Góra oszczędności.
Góra wymyśliła konkurs. Konkurs na najbardziej przyjazny urząd administracji rządowej. Góra nadała nawet tytuł: "Profesjonaliści w służbie obywatelom". Wszystko niby fajnie, tylko jakoś tak się zastanawiam, czy działania samej Góry w tym zakresie są w pełni profesjonalne. Zwłaszcza w kontekście wydawania publicznych pieniędzy....
W konkursie może wziąć udział ok.2.300 urzędów z całego kraju. Góra postanowiła poinformować te urzędy o możliwości konkurowania. Ale jak ? Elsiemu się wydawało, że w czasach internetu, najbardziej efektywnym (bo najszybszym i najtańszym) sposobem będzie użycie do tego celu poczty elektronicznej. Jak się okazuje - nic bardziej mylnego. Góra podjęła już w tym zakresie pewne działania. Będą drukować i kolportować plakaty. I tu pojawia się pytanie: a po jaką ch****ę ? Co ma sobie urząd z tym plakatem zrobić ? Jak czytam o celu założonym przez Górę, to jest nim: "Rozpowszechnienie wśród urzędów administracji rządowej i ich pracowników informacji nt. organizacji II edycji Konkursu Szefa Służby Cywilnej pn. „Profesjonaliści w służbie obywatelom” (m. in. cele, założenia oraz zasady uczestnictwa).
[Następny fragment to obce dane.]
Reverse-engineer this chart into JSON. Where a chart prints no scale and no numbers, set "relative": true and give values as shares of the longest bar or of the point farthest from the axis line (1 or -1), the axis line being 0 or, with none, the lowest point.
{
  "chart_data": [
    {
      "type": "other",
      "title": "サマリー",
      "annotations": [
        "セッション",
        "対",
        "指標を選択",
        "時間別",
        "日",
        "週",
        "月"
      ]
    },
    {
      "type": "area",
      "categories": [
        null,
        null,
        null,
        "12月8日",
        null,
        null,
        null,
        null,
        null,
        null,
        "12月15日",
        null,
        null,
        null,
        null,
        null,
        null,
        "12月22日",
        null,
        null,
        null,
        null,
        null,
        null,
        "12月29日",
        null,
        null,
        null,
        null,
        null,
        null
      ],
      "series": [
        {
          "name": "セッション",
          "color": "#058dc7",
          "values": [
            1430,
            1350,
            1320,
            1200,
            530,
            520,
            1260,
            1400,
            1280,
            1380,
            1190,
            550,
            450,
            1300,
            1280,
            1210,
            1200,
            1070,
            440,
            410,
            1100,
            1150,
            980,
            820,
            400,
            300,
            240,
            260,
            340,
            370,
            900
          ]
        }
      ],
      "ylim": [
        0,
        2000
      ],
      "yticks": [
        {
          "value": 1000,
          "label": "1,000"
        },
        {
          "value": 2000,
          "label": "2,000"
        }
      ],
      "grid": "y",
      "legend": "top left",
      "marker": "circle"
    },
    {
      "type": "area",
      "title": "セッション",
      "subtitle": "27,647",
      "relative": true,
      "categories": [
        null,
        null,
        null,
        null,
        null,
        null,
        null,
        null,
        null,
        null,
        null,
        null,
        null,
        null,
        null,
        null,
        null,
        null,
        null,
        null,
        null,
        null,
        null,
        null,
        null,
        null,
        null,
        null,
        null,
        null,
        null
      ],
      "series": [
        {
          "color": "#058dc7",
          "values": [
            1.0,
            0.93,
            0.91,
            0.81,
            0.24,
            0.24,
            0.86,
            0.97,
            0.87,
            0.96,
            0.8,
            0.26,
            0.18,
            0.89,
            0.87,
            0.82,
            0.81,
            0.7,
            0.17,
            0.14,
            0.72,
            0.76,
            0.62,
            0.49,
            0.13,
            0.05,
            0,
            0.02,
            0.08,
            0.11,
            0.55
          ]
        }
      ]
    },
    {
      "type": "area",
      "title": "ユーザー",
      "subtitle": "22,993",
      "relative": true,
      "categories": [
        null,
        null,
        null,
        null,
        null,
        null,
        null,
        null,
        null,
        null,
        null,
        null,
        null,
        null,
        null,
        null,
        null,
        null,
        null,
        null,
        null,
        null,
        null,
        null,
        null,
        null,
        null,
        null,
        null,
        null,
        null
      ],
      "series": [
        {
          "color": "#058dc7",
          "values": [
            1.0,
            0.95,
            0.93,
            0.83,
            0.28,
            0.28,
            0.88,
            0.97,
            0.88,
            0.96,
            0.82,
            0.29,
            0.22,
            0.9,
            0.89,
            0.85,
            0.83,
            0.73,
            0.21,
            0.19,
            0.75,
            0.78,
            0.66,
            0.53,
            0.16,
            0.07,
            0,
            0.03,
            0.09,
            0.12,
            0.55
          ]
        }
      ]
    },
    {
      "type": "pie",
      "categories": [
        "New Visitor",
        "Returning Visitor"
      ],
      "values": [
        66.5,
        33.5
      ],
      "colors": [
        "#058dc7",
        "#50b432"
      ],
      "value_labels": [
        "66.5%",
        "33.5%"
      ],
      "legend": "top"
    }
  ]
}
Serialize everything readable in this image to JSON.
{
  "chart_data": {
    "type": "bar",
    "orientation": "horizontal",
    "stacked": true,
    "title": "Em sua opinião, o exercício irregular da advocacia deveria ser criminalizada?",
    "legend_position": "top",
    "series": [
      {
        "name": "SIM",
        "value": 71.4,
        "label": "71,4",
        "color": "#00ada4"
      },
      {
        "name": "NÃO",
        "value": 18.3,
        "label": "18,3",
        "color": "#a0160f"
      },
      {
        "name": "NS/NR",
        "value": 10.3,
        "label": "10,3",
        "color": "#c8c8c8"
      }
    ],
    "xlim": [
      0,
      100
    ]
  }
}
Dystrybucja plakatów ma na celu zachęcenie potencjalnych uczestników konkursu do wzięcia w nim udziału". Przecież to wszystko można zrobić mailem. Ludzie obudźcie się ! Nie można urzędu (x2300) poinformować elektronicznie, przesyłając niezbędne informacje o konkursie ? Trzeba koniecznie dać komuś zarobić w aż tak naciągany sposób ? Gdyby jeszcze te informacje były kierowane do klientów, może bym zrozumiał, ale skoro adresatem informacji jest urząd, to gdzie tu logika, sens działania, oszczedność kosztów etc.? Jeśli to jest profesjonalizm najwyższych lotów, to ja zgłaszam Górę jako pierwszą do udziału w tym konkursie. Chociaż nie, organizator powinien chyba jednak być wyłączony...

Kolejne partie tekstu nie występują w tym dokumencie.